The Earth's surface is composed of more than 56 tectonic plates that are constantly in motion. They fit together like puzzle pieces to form a hard shell around the Earth's interior. After billions of years of slowly moving, the interactions between tectonic plates created the geologic formations we see today, such as volcanoes, mountain ranges, valleys, and faults.
D. Sarah Stamps, an assistant professor in the Department of Geosciences in the College of Science, has received a five-year Faculty Early Career Development (CAREER) Program grant worth $625,000 from the National Science Foundation (NSF) to investigate the role of volcanism in early phase continental rifting -- the process in which two plates move apart and stretch the continental crust -- at the Natron Rift in Tanzania.

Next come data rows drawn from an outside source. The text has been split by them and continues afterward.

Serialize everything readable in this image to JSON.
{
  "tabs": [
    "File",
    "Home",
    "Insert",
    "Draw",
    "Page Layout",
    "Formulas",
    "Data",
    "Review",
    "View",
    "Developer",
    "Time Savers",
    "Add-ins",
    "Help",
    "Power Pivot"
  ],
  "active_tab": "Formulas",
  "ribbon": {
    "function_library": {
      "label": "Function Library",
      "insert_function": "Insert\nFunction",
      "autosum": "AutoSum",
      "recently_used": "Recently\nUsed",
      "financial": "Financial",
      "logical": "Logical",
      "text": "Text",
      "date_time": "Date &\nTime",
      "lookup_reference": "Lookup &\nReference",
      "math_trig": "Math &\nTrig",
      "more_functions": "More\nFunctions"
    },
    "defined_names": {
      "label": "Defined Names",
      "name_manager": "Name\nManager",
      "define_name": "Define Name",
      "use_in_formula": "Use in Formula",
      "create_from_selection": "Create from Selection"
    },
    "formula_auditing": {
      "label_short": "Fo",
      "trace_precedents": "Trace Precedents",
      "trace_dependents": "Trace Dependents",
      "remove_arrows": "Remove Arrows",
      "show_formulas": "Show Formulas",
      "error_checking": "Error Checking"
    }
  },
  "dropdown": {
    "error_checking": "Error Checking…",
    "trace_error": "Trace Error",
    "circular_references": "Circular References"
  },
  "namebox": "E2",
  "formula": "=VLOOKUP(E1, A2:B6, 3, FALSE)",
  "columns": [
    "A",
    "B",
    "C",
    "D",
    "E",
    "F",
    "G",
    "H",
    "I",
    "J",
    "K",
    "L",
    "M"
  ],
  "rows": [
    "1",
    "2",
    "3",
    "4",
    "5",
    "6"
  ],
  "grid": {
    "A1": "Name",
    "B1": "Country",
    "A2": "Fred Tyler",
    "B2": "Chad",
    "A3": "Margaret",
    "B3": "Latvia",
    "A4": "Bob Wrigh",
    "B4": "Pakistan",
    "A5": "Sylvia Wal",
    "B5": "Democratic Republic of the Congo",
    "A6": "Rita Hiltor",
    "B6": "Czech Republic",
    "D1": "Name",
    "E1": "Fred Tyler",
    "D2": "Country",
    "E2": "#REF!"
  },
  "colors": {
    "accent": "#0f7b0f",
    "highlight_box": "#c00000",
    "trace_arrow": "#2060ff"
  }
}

"The Natron Rift is the best place in the world to study volcano-tectonic interactions during early phase rifting. You can't find another place on Earth where you have early phase rifting and a volcano right next to a border fault," Stamps said. "The main reason we haven't understood the role of volcanism in early phase rifting is because the Natron Rift has yet to be studied with the techniques that we're going to use."
Due to a lack of observations specific to volcano-tectonic interactions, the role of volcanoes in early phase continental rifting remains unclear. Stamps and Elifuraha Saria, a collaborator at Ardhi University in Tanzania, hope to fill in these knowledge gaps.
The CAREER award is the National Science Foundation's most prestigious awards in support of early-career faculty who have the potential to serve as academic role models in research and education.
Next summer, Stamps and her team of researchers will travel to the Natron Rift in the East African Rift System in Tanzania to collect GPS field data. By using GPS to measure surface motions, they will quantify how the Earth's surface is moving both vertically and horizontally on the volcano and on the surrounding areas within the rift valley.
In addition to taking measurements, Stamps will employ a suite of datasets comprising geochemical data, seismic data, and gas measurements. She will also use open access data from a network of GPS stations she deployed between 2016 to 2018 to observe the volcano and develop computational models to better understand how a deformation of the volcano influences movement along the border fault. These models will also further the understanding of volcanic eruptive processes.
This grant will partially fund Joshua R. Jones, a current Ph.D. student in Stamps' lab at Virginia Tech, as well as a new Ph.D. student beginning in the spring of 2021. Jones will create some of the geodynamic models of the volcano-tectonic interactions.
"Part of the broader impacts will be using real-time GPS data that comes from the volcano," Stamps said. "Scientifically, we expect these results to inform volcanic eruptive processes and early phase continental rifting processes. We'll be using independent data to compare with model predictions of volcanic eruptions."
The grant will also fund an outreach component designed to engage students, especially underrepresented groups, in geosciences. Stamps will reach K-12 students by working with existing summer camps at Virginia Tech, such as the Black College Institute, to teach students about volcanic hazards and how to use GPS measurements to study earth sciences.
Stamps will also provide training and research opportunities for both undergraduate and graduate students. Part of the outreach components involves training undergraduate students from Hampton University in data analysis.
"I'm thrilled about the entire project. It builds upon a project I started in 2015 to develop a volcano observatory in Tanzania, so I'm excited about continuing that project and really expanding it to encompass more scientific investigations and education," said Stamps.